Отец взял стул, стоявший у письменного стола, подкатил его к окну и уселся подкручивать прицел. Время от времени он бросает взгляд в окно и тут же возвращается к прицелу. Взъерошенные волосы в лучах солнца обрамляют лысину, как нимб. Мощный загривок, кажется, может вынести тяжесть земного шара, и весь отец, одетый лишь в сетчатую пропотевшую майку и заношенные трусы, напоминает огромного, увенчанного золотой короной минотавра. Сказочное чудище с мальчишеским блеском в глазах и гладким ружейным стволом в руках, забредшее в мою комнату.

Я смотрю на него, почесывая комариные укусы. Воздух сияет множеством пляшущих пылинок, которые и не думают опускаться на пол.

— Чесать-то не нать! — бросает он, не глядя на меня, и, подкатив стул поближе к окну, сует ствол ружья в бойницу. Глаз прильнул к прицелу, и только мохнатая гусеница-бровь на виду.

— От-те нате… — он замолкает на полуслове, а потом добавляет: — Глянь, птицы долгоногие на выкосе.

Это и по собакам слышно. Что там есть кто-то.
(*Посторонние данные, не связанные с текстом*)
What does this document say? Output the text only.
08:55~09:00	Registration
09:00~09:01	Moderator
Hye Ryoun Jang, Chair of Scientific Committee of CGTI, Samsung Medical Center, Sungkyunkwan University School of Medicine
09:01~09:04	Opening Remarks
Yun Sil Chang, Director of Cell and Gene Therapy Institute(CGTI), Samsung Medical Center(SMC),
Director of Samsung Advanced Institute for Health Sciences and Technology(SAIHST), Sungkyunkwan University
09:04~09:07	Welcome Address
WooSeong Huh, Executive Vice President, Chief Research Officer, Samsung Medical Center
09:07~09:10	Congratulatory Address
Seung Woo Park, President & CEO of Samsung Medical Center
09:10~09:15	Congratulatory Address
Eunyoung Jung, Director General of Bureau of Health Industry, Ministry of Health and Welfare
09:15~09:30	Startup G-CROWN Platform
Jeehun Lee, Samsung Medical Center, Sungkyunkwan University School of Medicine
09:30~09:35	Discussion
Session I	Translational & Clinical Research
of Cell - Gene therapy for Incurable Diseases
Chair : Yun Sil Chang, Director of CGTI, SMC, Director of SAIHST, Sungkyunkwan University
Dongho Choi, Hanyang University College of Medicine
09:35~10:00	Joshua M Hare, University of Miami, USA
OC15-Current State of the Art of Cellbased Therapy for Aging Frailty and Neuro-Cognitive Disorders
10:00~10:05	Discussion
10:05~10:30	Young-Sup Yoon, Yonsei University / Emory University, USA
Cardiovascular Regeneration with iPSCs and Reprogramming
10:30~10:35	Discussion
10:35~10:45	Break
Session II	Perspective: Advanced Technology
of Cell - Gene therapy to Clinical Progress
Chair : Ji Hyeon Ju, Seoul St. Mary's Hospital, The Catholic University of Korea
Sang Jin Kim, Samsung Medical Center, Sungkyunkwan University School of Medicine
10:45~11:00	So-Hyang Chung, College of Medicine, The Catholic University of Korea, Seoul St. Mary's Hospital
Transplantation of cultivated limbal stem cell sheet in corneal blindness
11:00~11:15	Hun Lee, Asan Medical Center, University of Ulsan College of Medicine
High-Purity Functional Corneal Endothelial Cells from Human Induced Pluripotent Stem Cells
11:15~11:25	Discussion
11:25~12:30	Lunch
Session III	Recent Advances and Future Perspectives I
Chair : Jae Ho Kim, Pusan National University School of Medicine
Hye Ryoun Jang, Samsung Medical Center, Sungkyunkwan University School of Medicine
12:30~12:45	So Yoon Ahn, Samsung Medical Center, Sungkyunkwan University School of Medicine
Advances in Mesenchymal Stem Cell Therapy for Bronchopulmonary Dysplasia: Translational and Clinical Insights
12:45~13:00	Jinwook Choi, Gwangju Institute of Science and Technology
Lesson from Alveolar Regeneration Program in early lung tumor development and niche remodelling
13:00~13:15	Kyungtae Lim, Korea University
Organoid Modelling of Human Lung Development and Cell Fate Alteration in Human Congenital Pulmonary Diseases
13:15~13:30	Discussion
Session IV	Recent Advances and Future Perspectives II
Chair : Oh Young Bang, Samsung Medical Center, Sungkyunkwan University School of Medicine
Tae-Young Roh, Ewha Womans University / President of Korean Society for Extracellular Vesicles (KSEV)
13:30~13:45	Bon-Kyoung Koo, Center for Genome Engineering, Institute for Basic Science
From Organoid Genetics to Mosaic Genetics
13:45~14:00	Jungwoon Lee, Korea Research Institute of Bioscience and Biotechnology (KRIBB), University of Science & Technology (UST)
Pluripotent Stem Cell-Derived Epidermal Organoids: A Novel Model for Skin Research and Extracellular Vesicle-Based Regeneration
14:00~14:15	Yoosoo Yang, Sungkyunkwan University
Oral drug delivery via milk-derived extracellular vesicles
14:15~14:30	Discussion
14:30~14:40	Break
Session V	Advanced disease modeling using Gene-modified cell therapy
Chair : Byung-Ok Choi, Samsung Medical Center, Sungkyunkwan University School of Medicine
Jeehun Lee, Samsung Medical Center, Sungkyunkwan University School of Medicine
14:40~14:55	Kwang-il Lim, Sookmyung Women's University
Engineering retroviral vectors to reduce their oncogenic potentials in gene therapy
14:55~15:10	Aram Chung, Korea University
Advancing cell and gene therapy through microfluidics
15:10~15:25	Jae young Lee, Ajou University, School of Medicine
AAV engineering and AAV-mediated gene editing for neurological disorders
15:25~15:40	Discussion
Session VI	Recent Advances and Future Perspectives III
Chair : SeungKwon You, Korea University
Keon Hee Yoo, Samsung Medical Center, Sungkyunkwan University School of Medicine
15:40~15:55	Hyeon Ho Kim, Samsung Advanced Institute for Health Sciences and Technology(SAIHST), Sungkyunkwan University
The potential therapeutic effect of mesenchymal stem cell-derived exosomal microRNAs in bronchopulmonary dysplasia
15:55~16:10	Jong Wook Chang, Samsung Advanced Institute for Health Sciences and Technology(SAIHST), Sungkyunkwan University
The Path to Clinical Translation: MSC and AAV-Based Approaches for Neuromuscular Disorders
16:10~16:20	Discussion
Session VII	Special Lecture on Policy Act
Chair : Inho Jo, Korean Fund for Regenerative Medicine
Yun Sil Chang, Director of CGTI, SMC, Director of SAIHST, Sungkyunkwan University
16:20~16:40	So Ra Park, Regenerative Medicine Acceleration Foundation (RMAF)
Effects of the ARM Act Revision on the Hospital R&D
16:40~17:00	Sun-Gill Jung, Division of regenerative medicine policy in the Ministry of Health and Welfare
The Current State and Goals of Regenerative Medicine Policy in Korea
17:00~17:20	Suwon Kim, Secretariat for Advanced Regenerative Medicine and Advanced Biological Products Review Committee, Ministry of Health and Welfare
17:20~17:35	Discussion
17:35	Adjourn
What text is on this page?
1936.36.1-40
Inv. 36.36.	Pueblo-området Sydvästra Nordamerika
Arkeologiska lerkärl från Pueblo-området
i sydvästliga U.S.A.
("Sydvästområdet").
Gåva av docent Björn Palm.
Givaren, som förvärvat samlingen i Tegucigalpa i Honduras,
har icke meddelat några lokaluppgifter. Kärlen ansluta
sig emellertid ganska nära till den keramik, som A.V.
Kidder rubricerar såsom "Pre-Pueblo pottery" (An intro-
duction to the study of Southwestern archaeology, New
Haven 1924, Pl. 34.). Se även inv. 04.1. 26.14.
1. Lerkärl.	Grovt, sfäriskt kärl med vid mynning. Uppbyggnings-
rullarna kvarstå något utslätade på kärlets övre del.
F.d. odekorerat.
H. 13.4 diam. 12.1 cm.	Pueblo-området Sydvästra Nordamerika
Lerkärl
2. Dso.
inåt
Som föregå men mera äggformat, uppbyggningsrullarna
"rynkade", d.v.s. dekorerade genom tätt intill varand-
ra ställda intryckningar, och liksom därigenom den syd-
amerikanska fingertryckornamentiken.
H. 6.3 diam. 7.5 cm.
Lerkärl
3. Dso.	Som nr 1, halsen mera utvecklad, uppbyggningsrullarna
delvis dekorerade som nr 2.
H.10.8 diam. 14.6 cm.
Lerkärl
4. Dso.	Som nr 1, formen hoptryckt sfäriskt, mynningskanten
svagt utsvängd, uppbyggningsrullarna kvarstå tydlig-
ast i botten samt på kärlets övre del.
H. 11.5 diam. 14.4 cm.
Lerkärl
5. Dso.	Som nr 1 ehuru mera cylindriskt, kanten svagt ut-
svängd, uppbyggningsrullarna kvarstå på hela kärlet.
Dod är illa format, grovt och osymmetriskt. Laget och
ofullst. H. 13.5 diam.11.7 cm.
Отец дал посмотреть и мне; прицел разогретый и чуть размягчевший от тепла. Пол по-утреннему холодит пятки, половик скомкался под стулом. Отец откатил стул в сторону, но ружье из рук не выпускает. Сперва я вижу только кругляш вырубки за выкосом, куда захаживал лось пожевать молодой поросли, но потом ствол оказывается у меня в руках, и там, чуть пониже, поближе, — там те птицы, которых увидел отец. Два долговязых журавля вышагивают, красуясь и ничуть не боясь собак, которые будто и не по ним лают.

Мама подошла к двери, втирая крем в короткопалые, почти как звериные лапы, руки.

— Не стреляй журавлей! — просит она. — Пожалуйста, не стреляй.

Но отец:

— А как же я те псов усмирю?

Он подмигивает мне с ухмылкой — мол, сейчас мать заведется! — но она застыла на месте, устремив взгляд прямо перед собой, на залитую солнцем комнату и на нас, и приоткрыв рот, как будто слова застряли на полпути. Так и стоит в дверном проеме, одетая в ночную рубашку с голубой отделкой, а отец повернулся обратно к окну, прилаживая приклад к мясистому плечу.

Но журавли уже снялись с места.

Сосед, как раз проходивший мимо поля в нашу сторону, замер с открытым ртом, глядя на журавлей, набирающих высоту прямо над ним.

— Что твои лошади! — говорит он потом, за кофе.

Что твои лошади, только с крыльями. Вот так. А отец:

— Ты у меня на мушке был, так и знай. Кабы нажал — так и все!


Иногда они уезжали, оставляя нас с мамой в покое, и тогда мы могли заниматься своими делами сколько душе угодно. Хочешь — разбирай и чисти вытяжку на кухне, а хочешь — мой унитаз до блеска. На кухне линолеум под пробку. Над головой гудит лампа дневного света, в ее колпаке темнеют мушиные тельца. Бурый узор на обоях вьется цветочными гирляндами от пола до потолка. Обои плотные и местами отклеиваются на стыке полос, но на это никто не обращает внимания. На длинном кухонном столе лежит жирная взъерошенная сойка, совсем мертвая, — она угодила под колеса машины, а рядом валяются два пышных и рыжих беличьих хвоста с обломком кости на конце. Все это припасено для наживки. На обеденном столе отец с соседом оставили крючки, лески и грязные кофейные чашки.

Я завтракаю бананом и хрустящим ржаным хлебцем с маслом и ломтиками колбасы, брошенными на разделочной доске. Мама стоит у окна и смотрит вслед удаляющемуся пикапу, допивая кофе. Машина исчезла в облаке дорожной пыли, небо абсолютно чистое. Мама позавтракает позже, сперва вымоет посуду.


Теперь пора заняться шторами. Мама тянется вверх, стоя на стуле, чтобы снять их и отправить в стиральную машину, а затем горбится, взобравшись на стол, чтобы снять занавеску, прикрывающую кухонные шкафы. Место старых штор должны занять новые, глаже водной глади, с рисунком из голубых цветов. Еще немного — и они заколышутся от дыхания летнего ветра у открытого окна, затянутого сеткой от комаров. Отец и не заметит — ему что, пусть мать творит что взбредет в голову, лишь бы при нём не маячила в окнах со своими шторами и не рылась в шкафах с бельем. Потому что:

— Этакая баба — чистоплюйка, ей бы токо драить, а мужику опосля и шагу не ступить в башмаках, тут же вой подымет…

Что-то вроде того.

Но мама все же отпаривает шторы глаже гладкого, чтобы смотреть потом, как они колышутся у открытого окна, и в этом ее радость.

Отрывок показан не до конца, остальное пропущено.